Elections 2012 : Candidats et médias
Le gouvernement vient de cautionner les dates proposées par le MATCL pour les prochaines élections. Mais à ce jour, les candidats à la présidentielle ne font pas de propositions et semblent éviter la presse nationale. Pourquoi ?
Le mercredi 18 janvier, le Conseil des ministres a, par décret, entériné la proposition du ministre de l’Administration territoriale et des collectivités locales, Kafougouna Koné, fixant les différents rounds des prochaines joutes électorales. L’invité surprise ? Le référendum constitutionnel. La vedette de l’année ? L’élection présidentielle. Quant aux règles du jeu, elles sont connues depuis longtemps. Pour espérer devenir président de la République, par exemple, il faut être riche d’au moins dix millions FCFA et avoir la confiance de seulement dix élus. Il parait que c’est la preuve que l’on est honorable, crédible et de bonne moralité. Les aventuriers, les pauvres et les «mineurs» de moins de 35 ans sont priés d’aller jouer dans la cour des «petits».

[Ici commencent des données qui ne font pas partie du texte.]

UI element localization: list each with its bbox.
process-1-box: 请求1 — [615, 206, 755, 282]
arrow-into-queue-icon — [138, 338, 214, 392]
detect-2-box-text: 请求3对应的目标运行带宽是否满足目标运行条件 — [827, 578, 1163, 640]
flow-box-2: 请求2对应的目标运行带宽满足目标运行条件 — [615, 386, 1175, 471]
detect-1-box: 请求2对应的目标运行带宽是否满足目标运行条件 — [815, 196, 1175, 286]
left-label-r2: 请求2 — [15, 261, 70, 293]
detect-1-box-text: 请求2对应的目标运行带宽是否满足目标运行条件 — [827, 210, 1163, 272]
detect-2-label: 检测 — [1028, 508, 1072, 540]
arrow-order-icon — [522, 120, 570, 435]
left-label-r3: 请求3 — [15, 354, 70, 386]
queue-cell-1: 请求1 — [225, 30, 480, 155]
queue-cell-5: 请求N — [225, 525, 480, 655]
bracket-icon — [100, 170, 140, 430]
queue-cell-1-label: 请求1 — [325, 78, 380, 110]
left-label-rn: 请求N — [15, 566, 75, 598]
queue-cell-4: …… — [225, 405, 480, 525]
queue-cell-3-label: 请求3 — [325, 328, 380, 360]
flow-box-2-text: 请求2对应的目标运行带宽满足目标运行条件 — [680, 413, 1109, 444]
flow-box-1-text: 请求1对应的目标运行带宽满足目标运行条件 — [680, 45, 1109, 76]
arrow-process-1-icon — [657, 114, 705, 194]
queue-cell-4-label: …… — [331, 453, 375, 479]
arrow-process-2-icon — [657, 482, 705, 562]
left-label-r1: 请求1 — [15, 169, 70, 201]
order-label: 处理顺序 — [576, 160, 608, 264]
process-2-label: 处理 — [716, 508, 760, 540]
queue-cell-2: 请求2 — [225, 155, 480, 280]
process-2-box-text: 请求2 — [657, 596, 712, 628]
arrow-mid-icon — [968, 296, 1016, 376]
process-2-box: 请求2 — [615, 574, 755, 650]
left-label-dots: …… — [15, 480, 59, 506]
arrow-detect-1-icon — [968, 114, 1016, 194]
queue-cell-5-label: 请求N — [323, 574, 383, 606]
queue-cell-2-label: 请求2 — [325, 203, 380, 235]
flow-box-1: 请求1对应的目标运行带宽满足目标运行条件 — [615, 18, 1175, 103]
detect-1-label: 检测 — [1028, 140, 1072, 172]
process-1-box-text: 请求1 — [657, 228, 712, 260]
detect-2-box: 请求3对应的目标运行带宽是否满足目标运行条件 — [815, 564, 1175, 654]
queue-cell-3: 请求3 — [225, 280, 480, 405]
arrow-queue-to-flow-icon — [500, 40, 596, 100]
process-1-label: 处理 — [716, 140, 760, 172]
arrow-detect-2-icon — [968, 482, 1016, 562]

Les candidats ont commencé les échauffements bien avant l’heure de monter sur le ring. A ce jour, on prête à une bonne vingtaine de riches parrainés l’intention de briguer la magistrature suprême. Mais, s’il y a eu des investitures, des appels à candidature et des déclarations de candidature, l’administration reste muette sur des dossiers de prétentions officiellement déposés. Les potentiels candidats ne se pressent pas, sachant qu’ils ont jusqu’au 29 mars, à minuit, pour se raviser ou foncer.
En revanche, alors que la durée de la campagne officielle est fixée du 8 au 27 avril, divers candidats s’empressent de descendre dans l’arène pour jauger leurs forces. Si les uns le font sous le couvert des activités statutaires de leur parti (conférences, congrès, conventions, assemblées générales, …), les autres ne s’embarrassent guère de fioritures et usent des meetings, visites de courtoisie et autres réunions avec la base.
Interpellés par la CENI et le CNEAME, les médias d’Etat, qui ne savaient plus ce qui relève des statuts ou de la propagande, ont décidé de mettre bon ordre au ramdam. Depuis, les images et les sons sont distillés avec parcimonie.
Mais ce holà, paradoxalement, n’est pas sans arranger la quasi-totalité des prétentieux. Car si les politiques se coursent en effet depuis des mois, ils ne révèlent absolument rien, s’ils en ont, de leur projet de société, de leur programme de gouvernance, de leurs propositions ou ambitions pour le Mali. Bien sûr, Moussa Mara de YELEMA, a déjà conçu son projet politique, débité en vingt segments et autant de semaines à la presse. Mais il semble bien être le seul qui sache quoi offrir aux Maliens et Maliennes, lesquels, à défaut de sortir du tunnel, espèrent au moins en voir le bout. C’est peut-être pour cela qu’il est le seul également à daigner accorder des interviews à la presse nationale (voir Le Prétoire, n° 100 du 23 janvier). Ce silence radio est-il voulu et volontaire ?
Oui, si l’on en croit certaines indiscrétions selon lesquelles, leurs agences de communication et de marketing social auraient conseillé aux prétentieux de la boucler face aux médias locaux. Ceux-ci seraient jugés avec mépris et dédain en raison de leur «faible» auditoire et «dérisoire» lectorat. Un vrai présidentiable, même celui qui n’aura au finish que 0,01% d’électeurs, doit voir grand, payer des pages entières dans les magazines étrangers, et de longs temps d’antenne sur les radios internationales. Il doit avoir son propre «canard» de propagande, à l’image du fameux Le Contrat qui a porté chance à un certain général.
C’est l’étranger qu’il faut séduire. La populace locale, quant à elle, traditionnel bétail électoral à outrance, doit se contenter du grand boubou blanc immaculé et du sourire hypocrite affiché sur les posters et tableaux numériques, des discours trompeurs des meetings et des colifichets.
Non, au contraire, si l’on pense comme ces observateurs selon lesquels, les prétentieux craignent de s’exprimer devant le peuple, de peur que celui-ci ne lise entre les lignes ou n’écoute au-delà des mots. Ils auraient peur d’être démasqués et mis à nu en pleine interview avec la presse locale, surtout, privée, largement lue. Ils craindraient d’apparaitre sous leur vrai jour et de montrer leur véritable nature à un peuple maintenant blasé par vingt années de mensonges électoraux et d’escroqueries politiques.
Assurément, les prétentieux de 2012 auront compris que la majorité est décidée à ne plus avaler de couleuvres, et à faire la différence entre un torchon électoral déjà souillé et une serviette encore propre à essuyer la crasse politicienne.